- The Washington Times - Sunday, February 9, 2003

President Bush prepared Americans yesterday for a war with Iraq by saying that if the U.N. Security Council does not disarm Iraqi leader Saddam Hussein, the United States will.
"The United States, along with a growing coalition of nations, will take whatever action is necessary to defend ourselves and disarm the Iraqi regime," Mr. Bush said in his weekly radio address.
The president's rhetoric came as U.N. Secretary-General Kofi Annan, in a speech at the College of William & Mary in Williamsburg, told Baghdad to comply with U.N. Security Council resolutions to disarm and cautioned Washington against attacking Iraq on its own.
"War is always a human catastrophe, a course that should only be considered when all other possibilities have been exhausted and when it's obvious that the alternative is worse," Mr. Annan said in his speech.
"If war comes to Iraq again, it may cause terrible loss and suffering to the Iraqi people and perhaps to their neighbors, too. We all and first and foremost the leaders of Iraq itself have a duty to prevent this if we possibly can."
Mr. Annan said that if the United States does not stay within the multinational framework, it would squander the legitimacy of its cause.
"This is not an issue for any one state but for the international community as a whole. When states decide to use force, not in self-defense but to deal with broader threats to international peace and security, there is no substitute for the unique legitimacy provided by the U.N. Security Council," he said.
White House spokesman Scott Stanzel said after Mr. Annan's speech: "Our position with respect to the coalition, the U.N. and enforcing resolution 1441 are quite clear.
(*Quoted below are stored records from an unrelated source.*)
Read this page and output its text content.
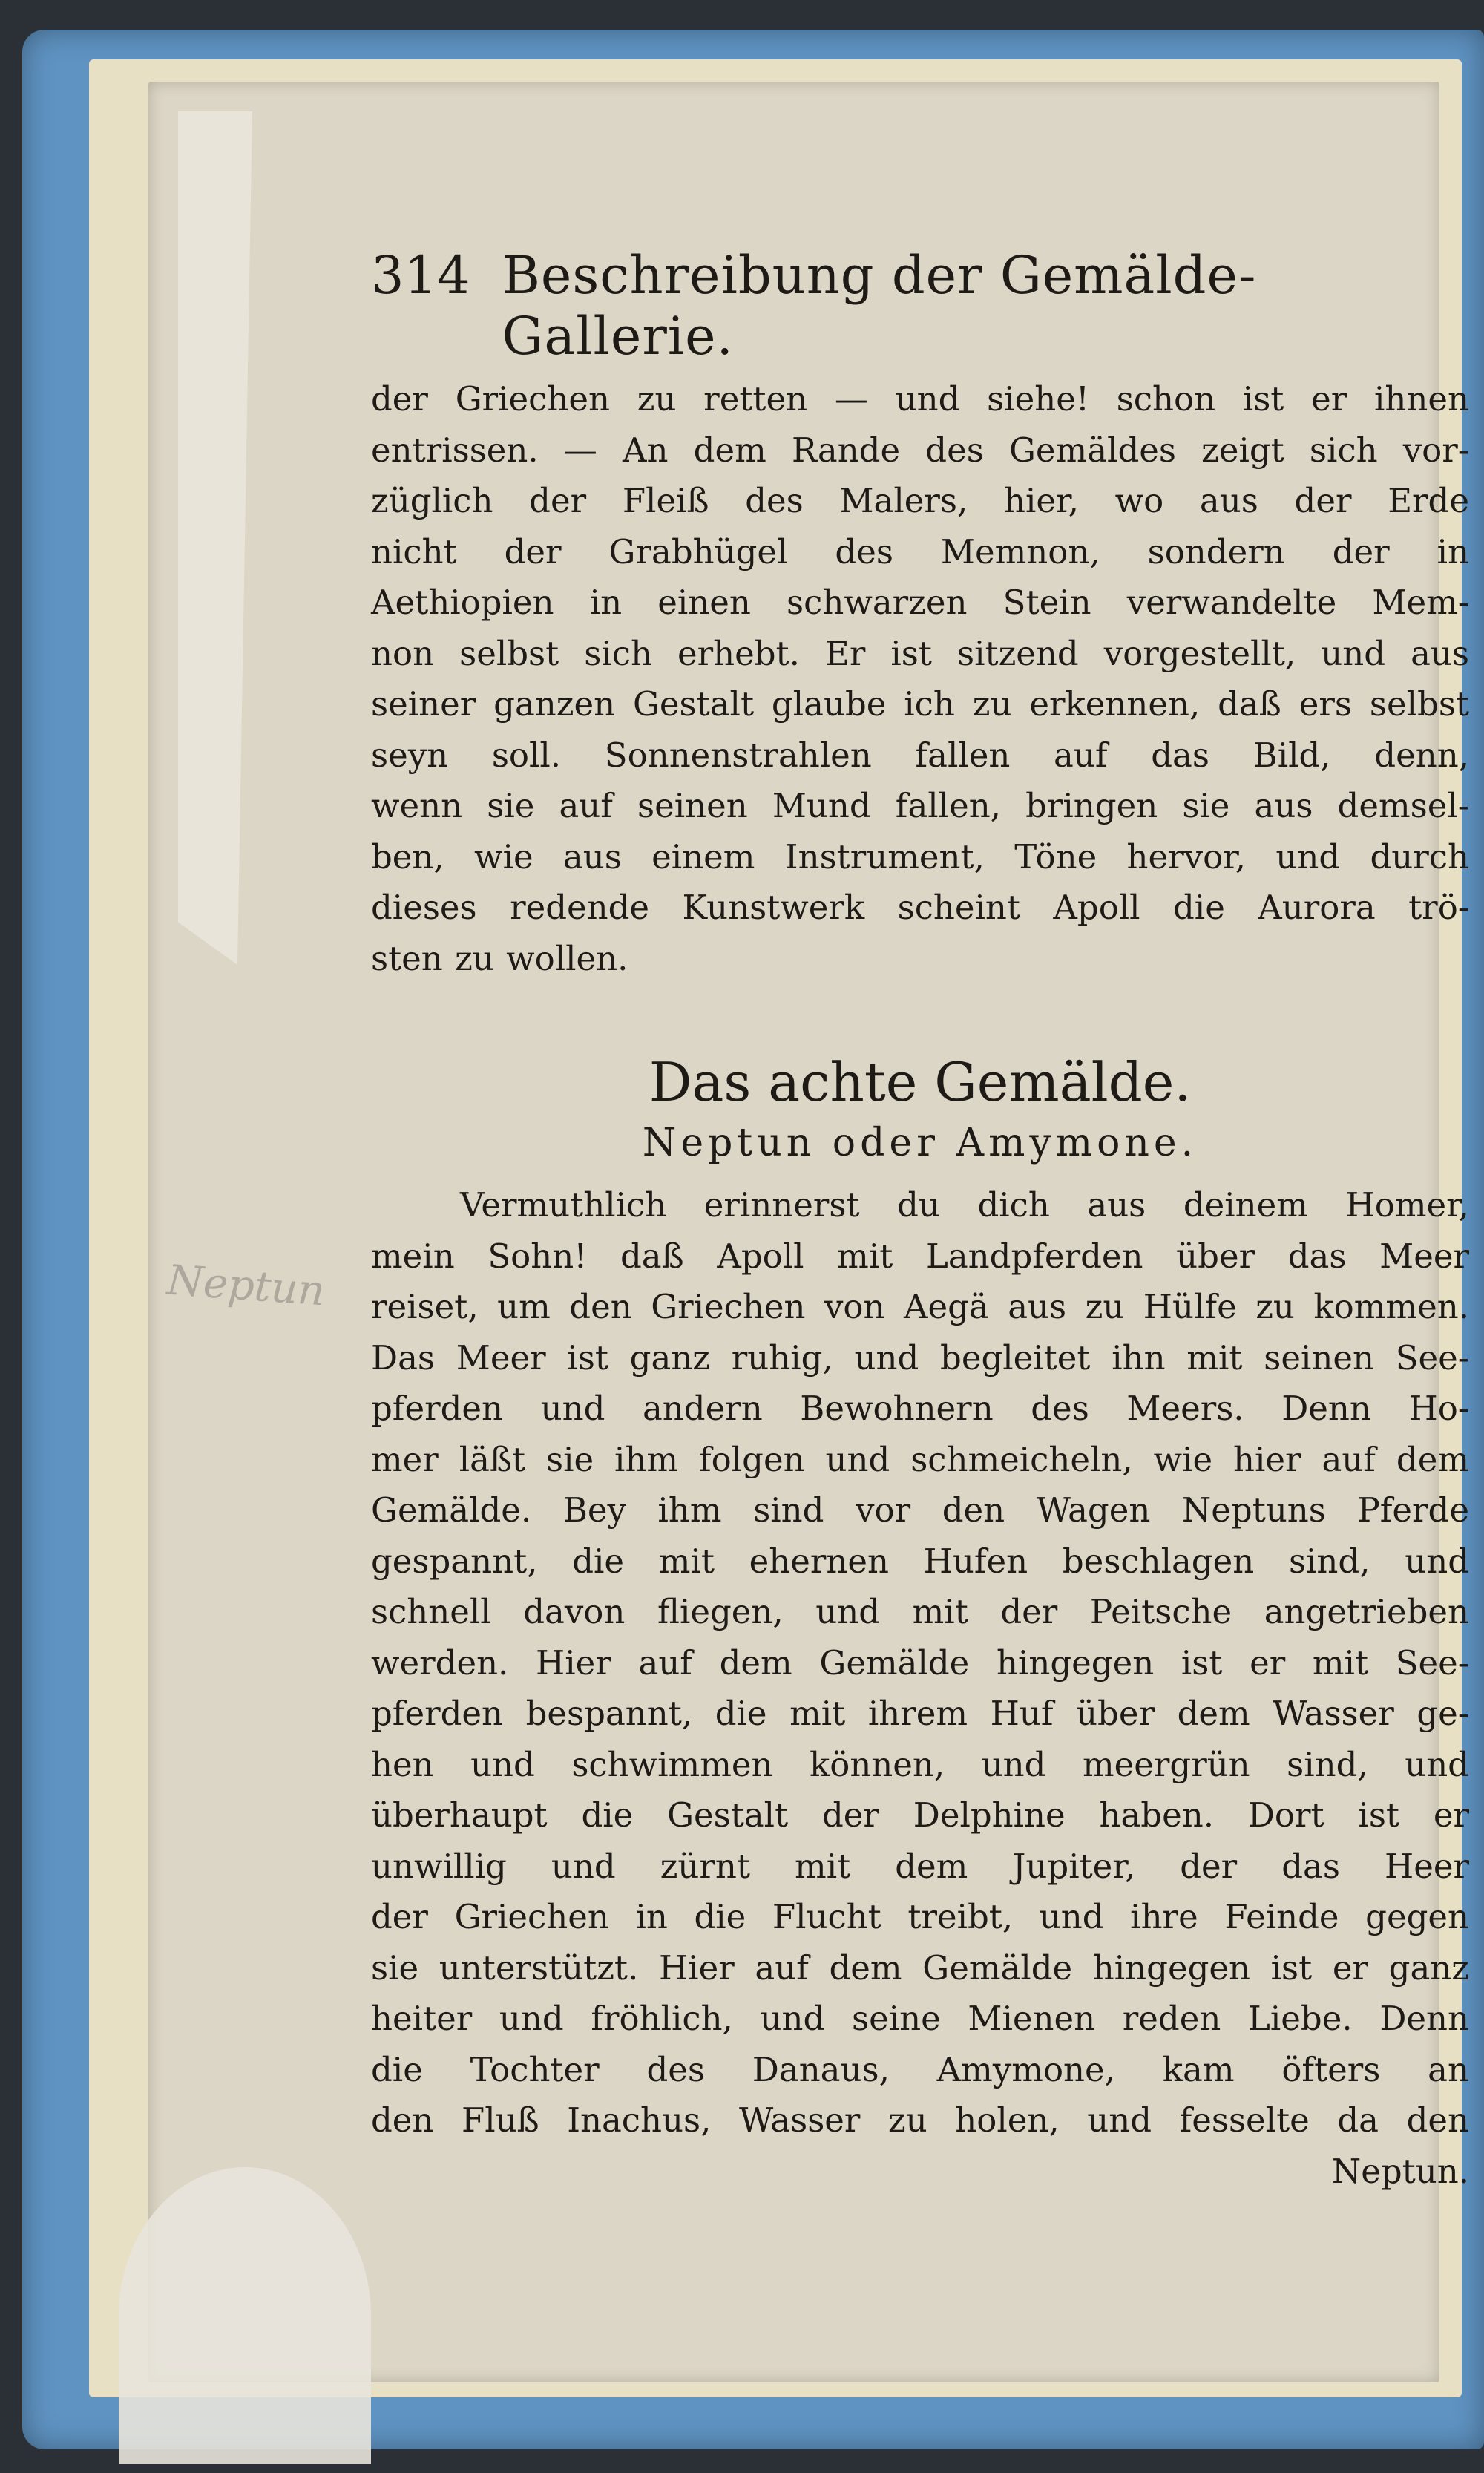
Neptun
314 Beschreibung der Gemälde-Gallerie.
der Griechen zu retten — und siehe! schon ist er ihnen
entrissen. — An dem Rande des Gemäldes zeigt sich vor-
züglich der Fleiß des Malers, hier, wo aus der Erde
nicht der Grabhügel des Memnon, sondern der in
Aethiopien in einen schwarzen Stein verwandelte Mem-
non selbst sich erhebt. Er ist sitzend vorgestellt, und aus
seiner ganzen Gestalt glaube ich zu erkennen, daß ers selbst
seyn soll. Sonnenstrahlen fallen auf das Bild, denn,
wenn sie auf seinen Mund fallen, bringen sie aus demsel-
ben, wie aus einem Instrument, Töne hervor, und durch
dieses redende Kunstwerk scheint Apoll die Aurora trö-
sten zu wollen.
Das achte Gemälde.
Neptun oder Amymone.
Vermuthlich erinnerst du dich aus deinem Homer,
mein Sohn! daß Apoll mit Landpferden über das Meer
reiset, um den Griechen von Aegä aus zu Hülfe zu kommen.
Das Meer ist ganz ruhig, und begleitet ihn mit seinen See-
pferden und andern Bewohnern des Meers. Denn Ho-
mer läßt sie ihm folgen und schmeicheln, wie hier auf dem
Gemälde. Bey ihm sind vor den Wagen Neptuns Pferde
gespannt, die mit ehernen Hufen beschlagen sind, und
schnell davon fliegen, und mit der Peitsche angetrieben
werden. Hier auf dem Gemälde hingegen ist er mit See-
pferden bespannt, die mit ihrem Huf über dem Wasser ge-
hen und schwimmen können, und meergrün sind, und
überhaupt die Gestalt der Delphine haben. Dort ist er
unwillig und zürnt mit dem Jupiter, der das Heer
der Griechen in die Flucht treibt, und ihre Feinde gegen
sie unterstützt. Hier auf dem Gemälde hingegen ist er ganz
heiter und fröhlich, und seine Mienen reden Liebe. Denn
die Tochter des Danaus, Amymone, kam öfters an
den Fluß Inachus, Wasser zu holen, und fesselte da den
Neptun.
I would refer you back to the president's radio address today and his recent comments."
The American public's support for military action against Iraq appears to have grown in recent days.
Polls by CBS and Newsweek indicated that seven in 10 Americans support a military offensive. The CBS poll was of 831 adults, and the Newsweek poll was of 1,003 adults.
About six in 10 respondents in a Newsweek and Time/CNN poll said they were in favor of using ground troops. The poll was of 1,003 adults. All the polls had a margin of error of three percentage points.
The polls also showed that the public prefers that the nation have the backing of its allies or the United Nations, rather than going it alone.
The Time/CNN poll also found that 62 percent of Americans approve of the way Mr. Bush is doing his job, up from 55 percent in January.
Time/CNN did its most recent polling the day after Secretary of State Colin L. Powell presented the administration's case against Iraq to the United Nations, on Wednesday.
Meanwhile, Mr. Bush talked by phone yesterday with Italian Prime Minister Silvio Berlusconi, a key U.S. ally, about increasing diplomatic pressure on the Security Council.
Most of the 15 members of the Security Council are expected to support military action against Iraq if Saddam does not come clean about his possession of weapons of mass destruction, but France and Germany remain opposed.
France is one of five Security Council members that could veto military force.
In his Saturday radio address, Mr. Bush said, "The Iraqi regime's violations of Security Council resolutions are evident. They are dangerous to America and the world, and they continue to this hour."
He also gave some new information about Iraq's military buildup.
"The Iraqi regime has actively and secretly attempted to obtain equipment needed to produce chemical, biological and nuclear weapons. Firsthand witnesses have informed us that Iraq has at least seven mobile factories for the production of biological agents: equipment mounted on trucks and rails to evade discovery," the president said.
As for Iraq's "elaborate campaign to conceal its weapons of mass destruction and to hide or intimidate key experts or scientists," Mr. Bush said the deception "is directed from the highest levels of the Iraqi regime, including Saddam Hussein, his son, Iraq's vice president and the very official responsible for cooperating with" weapons inspectors.
The president also expounded on Saddam's links to terrorists.
"Saddam Hussein has long-standing, direct and continuing ties to terrorist networks. Senior members of Iraqi intelligence and al Qaeda have met at least eight times since the early 1990s," the president said.